YOU NOW OWE ANOTHER $6,000!

February 5, 2010

My personal bill that I owe the federal government for services rendered for someone else and for the "smooth" running of the country now stands at $43,072.29!!  I'm expected to pay it so will my children, and my grandchildren -- soon!

Quick, before China calls in the loans, we default on payments and Beijing takes ownership of Florida, and the entire West Coast! (Wait a minute,...at this juncture I don't see anything wrong with them taking over California. China's communist government would be a step up from California's extreme/radical lifestyle!)

To think that at the beginning of the year, I only owed $37,116.09 and before President Bush took office my bill stood at a mere $14,396.16! 

That's right. In the last nine years the federal debt has increased from 5.6 trillion to $14.3 trillion. Divide that by the estimated population of the US (332 million) and you arrive at my figure of just over $43,000 per person. My head is hurting!

So here we go, without one single GOP vote in either house and with 30 Democrats in the House voting with the GOP, the Federal Debt ceiling was raised even higher by the House Thursday. The Senate passed it back in mid-January. Can any Democrat count. Is the word "NO" absent from their dictionary of fiscal restraint?

Facing a politically excruciating vote, House Democratic leaders are counting on new budget deficit curbs to help smooth the way for a bill allowing the government to go $1.9 trillion deeper into debt over the next year - or about $6,000 more for every U.S. resident.

The debt measure set for a House vote Thursday would raise the cap on federal borrowing to $14.3 trillion. That's enough to keep Congress from having to vote again before the November elections on an issue that is feeding a sense among voters that the government is spending too much and putting future generations under a mountain of debt to do it.

Already, the accumulated debt amounts to $40,000 per person. And the debt is increasingly held by foreign nations such as China.

Passage of the bill would send it to President Barack Obama, who will sign it to avoid a first-ever, market-rattling default on U.S. obligations. Democrats barely passed it through the Senate last week over a unanimous "no" vote from GOP members present.

To ease its passage, Democrats attached tougher budget rules designed to curb a spiraling upward annual deficit - projected by Mr. Obama to hit a record $1.56 trillion for the budget year ending Sept. 30. The new rules would require future spending increases or tax cuts to be paid for with either cuts to other programs or equivalent tax increases.

If the rules are broken, the White House budget office would force automatic cuts to programs like Medicare, farm subsidies and veterans' pensions. Current rules lack such teeth and have commonly been waived over the past few years at a cost of almost $1 trillion.

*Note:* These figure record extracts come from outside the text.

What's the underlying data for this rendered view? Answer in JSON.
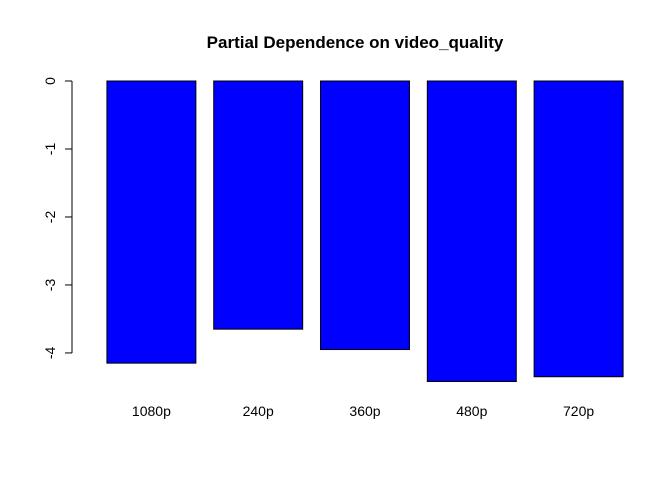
{
  "chart_data": {
    "type": "bar",
    "title": "Partial Dependence on video_quality",
    "xlabel": "",
    "ylabel": "",
    "categories": [
      "1080p",
      "240p",
      "360p",
      "480p",
      "720p"
    ],
    "values": [
      -4.15,
      -3.65,
      -3.95,
      -4.42,
      -4.35
    ],
    "yticks": [
      0,
      -1,
      -2,
      -3,
      -4
    ],
    "ylim": [
      -4.42,
      0
    ],
    "bar_color": "#0000ff",
    "grid": false,
    "legend": "none"
  }
}
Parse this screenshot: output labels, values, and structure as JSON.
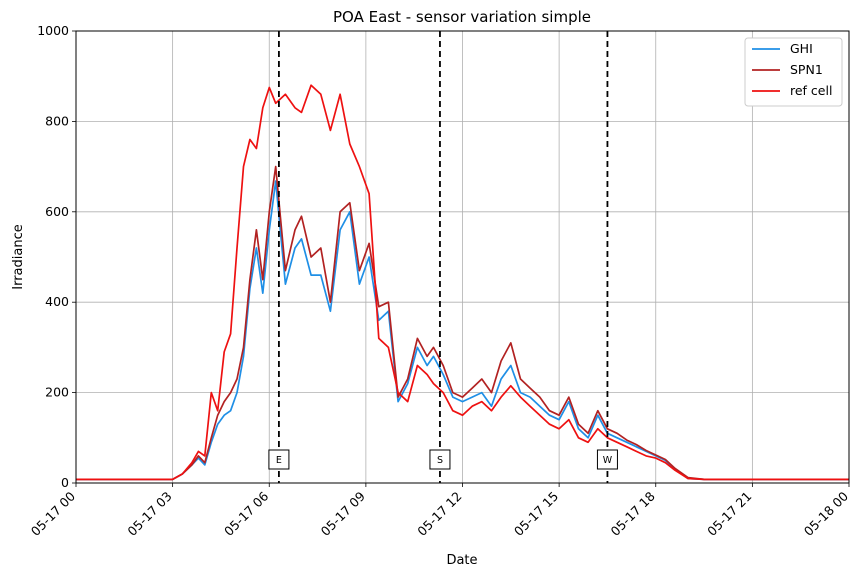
{
  "chart_data": {
    "type": "line",
    "title": "POA East - sensor variation simple",
    "xlabel": "Date",
    "ylabel": "Irradiance",
    "xlim": [
      0,
      24
    ],
    "ylim": [
      0,
      1000
    ],
    "grid": true,
    "legend_position": "top-right",
    "x_ticks": [
      {
        "h": 0,
        "label": "05-17 00"
      },
      {
        "h": 3,
        "label": "05-17 03"
      },
      {
        "h": 6,
        "label": "05-17 06"
      },
      {
        "h": 9,
        "label": "05-17 09"
      },
      {
        "h": 12,
        "label": "05-17 12"
      },
      {
        "h": 15,
        "label": "05-17 15"
      },
      {
        "h": 18,
        "label": "05-17 18"
      },
      {
        "h": 21,
        "label": "05-17 21"
      },
      {
        "h": 24,
        "label": "05-18 00"
      }
    ],
    "y_ticks": [
      0,
      200,
      400,
      600,
      800,
      1000
    ],
    "series": [
      {
        "name": "GHI",
        "color": "#1f8fe6",
        "x": [
          0,
          3,
          3.3,
          3.6,
          3.8,
          4.0,
          4.2,
          4.4,
          4.6,
          4.8,
          5.0,
          5.2,
          5.4,
          5.6,
          5.8,
          6.0,
          6.2,
          6.5,
          6.8,
          7.0,
          7.3,
          7.6,
          7.9,
          8.2,
          8.5,
          8.8,
          9.1,
          9.4,
          9.7,
          10.0,
          10.3,
          10.6,
          10.9,
          11.1,
          11.4,
          11.7,
          12.0,
          12.3,
          12.6,
          12.9,
          13.2,
          13.5,
          13.8,
          14.1,
          14.4,
          14.7,
          15.0,
          15.3,
          15.6,
          15.9,
          16.2,
          16.5,
          16.8,
          17.1,
          17.4,
          17.7,
          18.0,
          18.3,
          18.6,
          19.0,
          19.5,
          21,
          24
        ],
        "y": [
          8,
          8,
          20,
          40,
          55,
          40,
          90,
          130,
          150,
          160,
          200,
          280,
          430,
          520,
          420,
          560,
          668,
          440,
          520,
          540,
          460,
          460,
          380,
          560,
          600,
          440,
          500,
          360,
          380,
          180,
          220,
          300,
          260,
          280,
          240,
          190,
          180,
          190,
          200,
          170,
          230,
          260,
          200,
          190,
          170,
          150,
          140,
          180,
          120,
          100,
          150,
          110,
          100,
          90,
          80,
          70,
          60,
          50,
          30,
          10,
          8,
          8,
          8
        ]
      },
      {
        "name": "SPN1",
        "color": "#b22222",
        "x": [
          0,
          3,
          3.3,
          3.6,
          3.8,
          4.0,
          4.2,
          4.4,
          4.6,
          4.8,
          5.0,
          5.2,
          5.4,
          5.6,
          5.8,
          6.0,
          6.2,
          6.5,
          6.8,
          7.0,
          7.3,
          7.6,
          7.9,
          8.2,
          8.5,
          8.8,
          9.1,
          9.4,
          9.7,
          10.0,
          10.3,
          10.6,
          10.9,
          11.1,
          11.4,
          11.7,
          12.0,
          12.3,
          12.6,
          12.9,
          13.2,
          13.5,
          13.8,
          14.1,
          14.4,
          14.7,
          15.0,
          15.3,
          15.6,
          15.9,
          16.2,
          16.5,
          16.8,
          17.1,
          17.4,
          17.7,
          18.0,
          18.3,
          18.6,
          19.0,
          19.5,
          21,
          24
        ],
        "y": [
          8,
          8,
          20,
          40,
          60,
          45,
          100,
          150,
          180,
          200,
          230,
          300,
          450,
          560,
          450,
          600,
          700,
          470,
          560,
          590,
          500,
          520,
          400,
          600,
          620,
          470,
          530,
          390,
          400,
          190,
          230,
          320,
          280,
          300,
          260,
          200,
          190,
          210,
          230,
          200,
          270,
          310,
          230,
          210,
          190,
          160,
          150,
          190,
          130,
          110,
          160,
          120,
          110,
          95,
          85,
          72,
          62,
          52,
          32,
          12,
          8,
          8,
          8
        ]
      },
      {
        "name": "ref cell",
        "color": "#ee1111",
        "x": [
          0,
          3,
          3.3,
          3.6,
          3.8,
          4.0,
          4.2,
          4.4,
          4.6,
          4.8,
          5.0,
          5.2,
          5.4,
          5.6,
          5.8,
          6.0,
          6.2,
          6.5,
          6.8,
          7.0,
          7.3,
          7.6,
          7.9,
          8.2,
          8.5,
          8.8,
          9.1,
          9.4,
          9.7,
          10.0,
          10.3,
          10.6,
          10.9,
          11.1,
          11.4,
          11.7,
          12.0,
          12.3,
          12.6,
          12.9,
          13.2,
          13.5,
          13.8,
          14.1,
          14.4,
          14.7,
          15.0,
          15.3,
          15.6,
          15.9,
          16.2,
          16.5,
          16.8,
          17.1,
          17.4,
          17.7,
          18.0,
          18.3,
          18.6,
          19.0,
          19.5,
          21,
          24
        ],
        "y": [
          8,
          8,
          20,
          45,
          70,
          60,
          200,
          160,
          290,
          330,
          520,
          700,
          760,
          740,
          830,
          875,
          840,
          860,
          830,
          820,
          880,
          860,
          780,
          860,
          750,
          700,
          640,
          320,
          300,
          200,
          180,
          260,
          240,
          220,
          200,
          160,
          150,
          170,
          180,
          160,
          190,
          215,
          190,
          170,
          150,
          130,
          120,
          140,
          100,
          90,
          120,
          100,
          90,
          80,
          70,
          60,
          55,
          45,
          28,
          10,
          8,
          8,
          8
        ]
      }
    ],
    "vlines": [
      {
        "h": 6.3,
        "label": "E"
      },
      {
        "h": 11.3,
        "label": "S"
      },
      {
        "h": 16.5,
        "label": "W"
      }
    ],
    "legend": [
      "GHI",
      "SPN1",
      "ref cell"
    ]
  }
}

Skeptics say lawmakers also will find ways around the new rules fairly easily. Congress, for example, can declare some spending an "emergency" - a likely scenario for votes later this month to extend jobless benefits for the long-term unemployed.

And, indeed, there already are exceptions to the new rules, such as for extending former President George W. Bush's middle-class tax cuts past their expiration a year from now. That would add $1.4 trillion to the federal debt over the next decade.

In agreement with Mr. Obama's budget earlier this week, there is no exception for taxpayers in the two highest tax brackets whose marginal rates are due to rise by 3 percent or 4.6 percent to a pre-Bush maximum 39.6 percent next January.

But some new White House initiatives, such as doubling the child care tax credit for families earning less than $85,000, also would have to live within the rules, as would continuing subsidies for laid-off workers to buy health insurance - unless lawmakers make another exception.

The so-called pay-as-you-go rules have been a mantra with conservative "Blue Dog" Democrats in the House, who insisted they wouldn't vote to raise the debt ceiling without them. They are, after all, in re-election mode.

We are just one step away from defaulting on our loans.  It is obvious that the left doesn't care. In fact, typical professional politicians that they are, their interests lies in feeding those who feed them. Scratch their back and they will scratch yours. But they will scratch until you bleed green, money that is and your children, grandchildren and soon great grandchildren will bleed too.

We believe that the Constitution of the United States speaks for itself. There is no need to rewrite, change or reinterpret it to suit the fancies of special interest groups or protected classes.